La segunda entrega de Regreso al futuro dibujaba una realidad paralela basada en una pequeña alteración de los acontecimientos. Aquel almanaque deportivo por el que tanto suspiró Marty McFly podía haber sido perfectamente Nikola Mirotic este viernes, cuando finalmente se confirmó que no podría jugar contra el Real Madrid. A pesar de estar sano y de haber dado negativo en los tests, doce horas le separaron de driblar al protocolo. ¿Qué hubiera pasado en el primer clásico europeo del curso si el montenegrino hubiera jugado? Nunca lo sabremos, más allá que el Robert Zemeckis de turno se aventure a hacer una película, pero resulta difícil imaginar un mejor final para el equipo de Jasikevicius. El lituano atrapó la victoria de más prestigio hasta el momento como técnico azulgrana en un clásico vibrante, en el que su equipo mostró todo su potencial pero también algunas de las carencias que viene mostrando desde que comenzó el curso.
Majestuosa defensa
El Barça completó una primera mitad para el recuerdo
El Barça de la primera mitad fue majestuoso. No cabe otra definición. Defendió con una intensidad que se comía al Madrid a cucharadas. Todos los jugadores barcelonistas ayudaban en el rebote, minimizando el siempre temible efecto Tavares, y al equipo de Laso le costaba un mundo anotar cada canasta que era exactamente lo que quería su colega. Mención especial para Sergi Martínez, pletórico en labores defensivas, que se fue al descanso con 8 rebotes en su hoja de servicios.

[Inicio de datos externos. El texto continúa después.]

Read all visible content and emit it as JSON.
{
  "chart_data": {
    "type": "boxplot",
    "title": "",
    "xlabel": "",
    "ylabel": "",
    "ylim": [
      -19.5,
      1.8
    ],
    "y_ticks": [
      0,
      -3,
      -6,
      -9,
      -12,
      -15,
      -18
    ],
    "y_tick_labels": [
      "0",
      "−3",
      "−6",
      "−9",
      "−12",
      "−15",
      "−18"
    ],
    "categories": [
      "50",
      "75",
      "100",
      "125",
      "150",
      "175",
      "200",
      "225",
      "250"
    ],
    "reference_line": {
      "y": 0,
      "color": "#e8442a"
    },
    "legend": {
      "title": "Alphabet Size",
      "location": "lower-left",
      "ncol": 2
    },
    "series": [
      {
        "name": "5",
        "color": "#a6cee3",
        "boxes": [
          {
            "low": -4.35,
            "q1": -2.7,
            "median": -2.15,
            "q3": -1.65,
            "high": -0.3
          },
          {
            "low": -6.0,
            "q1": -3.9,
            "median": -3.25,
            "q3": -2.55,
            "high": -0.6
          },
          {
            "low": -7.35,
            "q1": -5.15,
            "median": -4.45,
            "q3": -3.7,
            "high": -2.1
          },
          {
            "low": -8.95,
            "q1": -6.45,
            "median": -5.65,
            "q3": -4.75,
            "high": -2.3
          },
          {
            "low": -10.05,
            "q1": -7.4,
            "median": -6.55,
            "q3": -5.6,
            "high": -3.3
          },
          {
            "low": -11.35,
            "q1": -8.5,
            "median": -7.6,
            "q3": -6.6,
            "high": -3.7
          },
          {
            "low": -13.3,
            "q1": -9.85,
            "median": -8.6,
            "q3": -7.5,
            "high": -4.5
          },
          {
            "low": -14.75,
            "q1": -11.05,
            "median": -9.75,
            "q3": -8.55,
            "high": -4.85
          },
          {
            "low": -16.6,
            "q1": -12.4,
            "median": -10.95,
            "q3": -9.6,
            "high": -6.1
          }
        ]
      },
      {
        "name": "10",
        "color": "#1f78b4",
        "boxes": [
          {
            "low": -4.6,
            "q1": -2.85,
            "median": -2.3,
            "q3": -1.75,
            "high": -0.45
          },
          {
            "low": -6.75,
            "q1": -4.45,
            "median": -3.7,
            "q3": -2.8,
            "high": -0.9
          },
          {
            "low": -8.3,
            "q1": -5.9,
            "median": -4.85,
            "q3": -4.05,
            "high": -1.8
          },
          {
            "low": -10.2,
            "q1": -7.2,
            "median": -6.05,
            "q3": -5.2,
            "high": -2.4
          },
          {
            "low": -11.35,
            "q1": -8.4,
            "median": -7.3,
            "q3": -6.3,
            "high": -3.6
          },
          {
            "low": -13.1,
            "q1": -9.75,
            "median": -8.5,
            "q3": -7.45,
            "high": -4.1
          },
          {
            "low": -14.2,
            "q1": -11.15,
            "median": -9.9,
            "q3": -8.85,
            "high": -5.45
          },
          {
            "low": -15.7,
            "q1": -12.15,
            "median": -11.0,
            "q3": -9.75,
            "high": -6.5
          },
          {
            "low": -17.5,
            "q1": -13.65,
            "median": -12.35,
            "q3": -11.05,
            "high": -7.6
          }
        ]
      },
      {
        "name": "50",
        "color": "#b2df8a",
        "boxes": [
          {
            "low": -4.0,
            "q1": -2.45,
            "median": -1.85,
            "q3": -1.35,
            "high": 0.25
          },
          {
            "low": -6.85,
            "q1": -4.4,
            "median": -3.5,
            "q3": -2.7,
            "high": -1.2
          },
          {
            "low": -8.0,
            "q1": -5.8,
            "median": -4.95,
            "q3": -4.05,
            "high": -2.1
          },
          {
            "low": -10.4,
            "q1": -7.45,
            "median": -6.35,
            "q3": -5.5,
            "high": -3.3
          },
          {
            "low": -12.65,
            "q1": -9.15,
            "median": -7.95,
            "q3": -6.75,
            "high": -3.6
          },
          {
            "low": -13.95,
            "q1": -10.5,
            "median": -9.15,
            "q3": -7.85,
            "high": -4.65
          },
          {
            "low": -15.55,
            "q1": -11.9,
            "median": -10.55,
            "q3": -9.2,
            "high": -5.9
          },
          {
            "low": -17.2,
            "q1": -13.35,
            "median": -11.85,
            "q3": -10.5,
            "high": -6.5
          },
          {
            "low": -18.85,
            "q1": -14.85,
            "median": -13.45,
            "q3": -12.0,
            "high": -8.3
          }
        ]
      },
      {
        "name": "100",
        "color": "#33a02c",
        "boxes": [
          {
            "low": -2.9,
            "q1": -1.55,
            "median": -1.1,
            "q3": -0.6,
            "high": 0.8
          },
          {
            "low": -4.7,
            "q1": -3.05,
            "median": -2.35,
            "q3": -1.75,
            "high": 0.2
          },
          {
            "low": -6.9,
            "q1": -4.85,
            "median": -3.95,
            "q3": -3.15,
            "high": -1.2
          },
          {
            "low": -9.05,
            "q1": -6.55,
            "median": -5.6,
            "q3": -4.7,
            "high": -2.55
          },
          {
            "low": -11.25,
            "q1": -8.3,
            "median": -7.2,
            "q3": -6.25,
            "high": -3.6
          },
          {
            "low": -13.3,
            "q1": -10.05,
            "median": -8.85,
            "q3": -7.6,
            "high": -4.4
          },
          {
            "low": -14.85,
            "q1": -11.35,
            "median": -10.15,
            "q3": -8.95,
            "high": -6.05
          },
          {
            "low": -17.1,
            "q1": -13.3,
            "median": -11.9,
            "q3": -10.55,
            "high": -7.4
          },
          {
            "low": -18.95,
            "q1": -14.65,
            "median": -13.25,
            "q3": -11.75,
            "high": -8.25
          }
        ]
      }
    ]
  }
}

El Barça sublimó el juego que inventó Nasimith en los últimos minutos del segundo cuarto. El todopoderoso Real Madrid no sabía qué hacer porque le llovían bofetadas de todos los lados. Un triple de Smits completó un parcial de 13-0 en apenas dos minutos (46-25, minuto 19), una canasta de esas que hubiera hecho temblar los cimientos del Palau si la pandemia hubiera permitido la entrada de público. Pero los solitarios aplausos de sus compañeros se convirtieron en eco, una triste metáfora de los tiempos presentes.